Liberias Präsidentin entläßt mehrere Regierungsbeamte

Kohlenstoffhandel ist genauso korruptionsanfällig wie andere Branchen und kann darüber hinaus zu einer neuen Form von Landnahme führen


In der vergangenen Woche hat die liberianische Präsidentin Ellen Johnson Sirleaf das Außen- und das Justizministerium aufgefordert, die Auslieferung des britischen Geschäftsmanns Michael Foster sowie seines lokalen Mitarbeiters George Antwi anzustrengen. [1] Ihnen wird Bestechung in Verbindung mit Kohlenstoffzertifikaten im Wert von bis zu 2,2 Mrd. Dollar vorgeworfen. Im gleichen Rahmen hat die Präsidentin eine Reihe von Regierungsbeamten, die für die Forstverwaltung verantwortlich waren und der Bestechlichkeit beschuldigt werden, entlassen.

Zum Hintergrund: Bei internationalen Klimaschutzverhandlungen, wie sie beispielsweise im Dezember 2009 in Kopenhagen stattfanden, debattieren Experten auch über Konzepte, das Aufforsten von Wäldern oder auch ihr Bewahren als Maßnahme des Klimaschutzes zu entgelten. Nach dem Motto, daß in unserer unipolaren Weltgesellschaft, die nicht einmal mehr eine Systemkonkurrenz kennt, Geld bzw. ein Währungsäquivalent und die Möglichkeit der Kapitalakkumulation das wichtigste politische Lenkungsinstrument sind, soll Wäldern ein Wert als Kohlenstoffspeicher beigemessen werden.

Bäume und andere Pflanzen binden in ihrer Struktur Kohlenstoff und entziehen so dieses Treibhausgas der Atmosphäre. Die Vereinten Nationen haben im September 2008 das REDD-Programm (REDD - Reducing Emissions from Deforestation and forest Degradation; z. dt.: Reduzierung der Emissionen durch Entwaldung und Walddegradation) initiiert und später auf REDD+ erweitert, womit zusätzlich noch bestimmte forstwirtschaftliche Maßnahmen zur Reduzierung atmosphärischen Kohlendioxids und nachhaltigen Pflege des Waldes finanziell gefördert werden sollen.

Bislang ist der REDD-Mechanismus noch kein Bestandteil eines internationalen Klimaschutzvertrags, aber die Initiative hat bereits reichlich Aktivitäten auf staatlicher und privatwirtschaftlicher Seite ausgelöst. Hier kommen nun Michael Foster und sein Unternehmen Carbon Harvesting Corporation ins Spiel. Angeblich hat er der liberianischen Forestry Development Authority (Waldentwicklungsbehörde) den Vorschlag unterbreitet, daß er 400.000 Hektar bzw. ein Fünftel der Regenwaldfläche des Landes pachtet.
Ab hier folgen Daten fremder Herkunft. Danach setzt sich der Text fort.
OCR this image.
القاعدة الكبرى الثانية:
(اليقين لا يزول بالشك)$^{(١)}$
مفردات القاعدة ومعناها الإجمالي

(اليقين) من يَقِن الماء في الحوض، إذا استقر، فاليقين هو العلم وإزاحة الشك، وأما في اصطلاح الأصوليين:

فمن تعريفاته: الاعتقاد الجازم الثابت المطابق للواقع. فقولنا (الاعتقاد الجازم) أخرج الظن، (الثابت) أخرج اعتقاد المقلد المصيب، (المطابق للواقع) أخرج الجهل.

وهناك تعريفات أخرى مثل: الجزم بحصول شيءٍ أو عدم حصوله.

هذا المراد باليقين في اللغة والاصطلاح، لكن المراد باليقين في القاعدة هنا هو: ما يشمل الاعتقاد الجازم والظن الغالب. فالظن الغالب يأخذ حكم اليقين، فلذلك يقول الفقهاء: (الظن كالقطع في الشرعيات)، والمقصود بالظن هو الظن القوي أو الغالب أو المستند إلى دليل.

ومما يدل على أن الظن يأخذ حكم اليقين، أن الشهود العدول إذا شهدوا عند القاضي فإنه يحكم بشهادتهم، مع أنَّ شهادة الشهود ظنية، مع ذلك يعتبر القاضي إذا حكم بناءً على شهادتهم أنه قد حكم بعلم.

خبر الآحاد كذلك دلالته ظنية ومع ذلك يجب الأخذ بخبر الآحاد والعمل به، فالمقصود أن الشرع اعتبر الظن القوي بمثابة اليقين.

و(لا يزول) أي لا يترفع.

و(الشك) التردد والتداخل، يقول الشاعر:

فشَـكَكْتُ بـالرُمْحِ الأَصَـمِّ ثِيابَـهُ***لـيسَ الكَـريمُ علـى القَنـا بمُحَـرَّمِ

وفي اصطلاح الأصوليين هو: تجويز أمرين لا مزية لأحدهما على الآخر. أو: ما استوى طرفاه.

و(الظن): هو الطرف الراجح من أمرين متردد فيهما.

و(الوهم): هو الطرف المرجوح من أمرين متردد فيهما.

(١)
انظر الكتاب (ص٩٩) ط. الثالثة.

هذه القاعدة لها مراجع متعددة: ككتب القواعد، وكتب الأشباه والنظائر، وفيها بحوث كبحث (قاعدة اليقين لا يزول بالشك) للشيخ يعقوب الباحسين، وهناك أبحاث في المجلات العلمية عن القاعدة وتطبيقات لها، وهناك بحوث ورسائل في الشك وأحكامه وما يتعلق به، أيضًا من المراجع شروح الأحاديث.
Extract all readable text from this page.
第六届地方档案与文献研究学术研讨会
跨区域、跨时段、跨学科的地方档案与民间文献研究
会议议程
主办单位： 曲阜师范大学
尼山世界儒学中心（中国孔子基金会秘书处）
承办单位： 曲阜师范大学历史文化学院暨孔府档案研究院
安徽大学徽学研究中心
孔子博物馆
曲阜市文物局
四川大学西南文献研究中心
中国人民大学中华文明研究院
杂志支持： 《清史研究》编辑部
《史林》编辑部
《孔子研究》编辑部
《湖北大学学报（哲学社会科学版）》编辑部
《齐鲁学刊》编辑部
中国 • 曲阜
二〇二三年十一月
Für den Wald würde das Unternehmen dann Kohlenstoffzertifikate ausgeben. Das besagte Waldgebiet bindet schätzungsweise 162 Millionen Tonnen CO2, was bei einem angenommenen Preis von mindestens 13,5 Dollar pro Tonne CO2 ein Wert von bis zu 2,2 Milliarden Dollar besäße. [2]

Foster war im Juni von der Polizei in London verhaftet und anschließend ohne Anklage wieder freigelassen worden. Nach Polizeiangaben laufen die Ermittlungen noch. Auch der abschließende Bericht des am 18. Juni 2010 von der liberianischen Präsidentin als Reaktion auf einen Report der Organisation Global Witness einberufenen Untersuchungskomitees zu dem mutmaßlichen Kohlenstoffabkommen wurde noch nicht der Öffentlichkeit zugänglich gemacht. Ellen Johnson Sirleaf hat den Report gelesen und daraufhin ein Bündel von Maßnahmen eingeleitet, zu denen neben der Auslieferungsaufforderung auch die Entlassung von Regierungsbeamten sowie der Auftrag zu weiteren Untersuchungen des mutmaßlichen Korruptionsfalls gehören.

Carbon Harvesting Corporation weist die Anschuldigungen von sich und gibt sich als Opfer verschiedener Parteien - Behörden in den Entwicklungsländern, akademische Institutionen und Nichtregierungsorganisationen - aus, die alle ihre eigenen Interessen verfolgten. Auf seiner Website schreibt das Unternehmen, daß die Einnahmen aus Liberia direkt an eine örtliche Wohlfahrtseinrichtung fließen sollen. [3]

Daß allgemein in Liberia und anderen afrikanischen Staaten Bestechung zum Geschäft gehört, ist hinlänglich bekannt. Zur Bestechung gehören allerdings immer zwei Seiten, und es geschieht nicht selten, daß die zweite Seite ihren Sitz in Europa hat. Und was die die rein europäischen Bestechungsvorfälle bzw. die Situation in Deutschland angeht, hier nur ein Beispiel von vielen: Wenn ein Bundeskanzler während seiner Amtszeit die umstrittene Verlegung einer Gaspipeline genehmigt und nach seinem Ausscheiden in die Privatwirtschaft geht und den Bau eben dieser Pipeline leitet, dann wirft das Fragen nach den Grenzen auf, wo Korruption anfängt und wo sie aufhört.

Ob sich Carbon Harvesting Corporation eines Vergehens schuldig gemacht hat oder nicht, der Fall kann als Beispiel dafür genommen werden, daß nicht nur die Abholzung von Wald, sondern auch seine Bewahrung potentiell Korruptionsneigungen anregt. Das verbindende Glied ist die Inwertsetzung von Wald. In beiden Fällen dient er der Generierung von Profiten und dürfte zukünftig mehr als bisher das stets nach Anlagemöglichkeiten spähende Finanzkapital anlocken. Ob der Wald in den Händen von "Heuschrecken" gut aufgehoben ist, ist fraglich. Angesichts dessen, daß bereits häufiger indigene Gemeinschaften aus Wäldern, die plötzlich unter Naturschutz standen, vertrieben wurden und fast ihren gesamten Besitz verloren, wäre von dem REDD-Mechanismus ähnliches zu erwarten. Leidtragende wären einmal mehr diejenigen, die am wenigsten haben, während sich Investoren ein neuer Geschäftsbereich erschließt.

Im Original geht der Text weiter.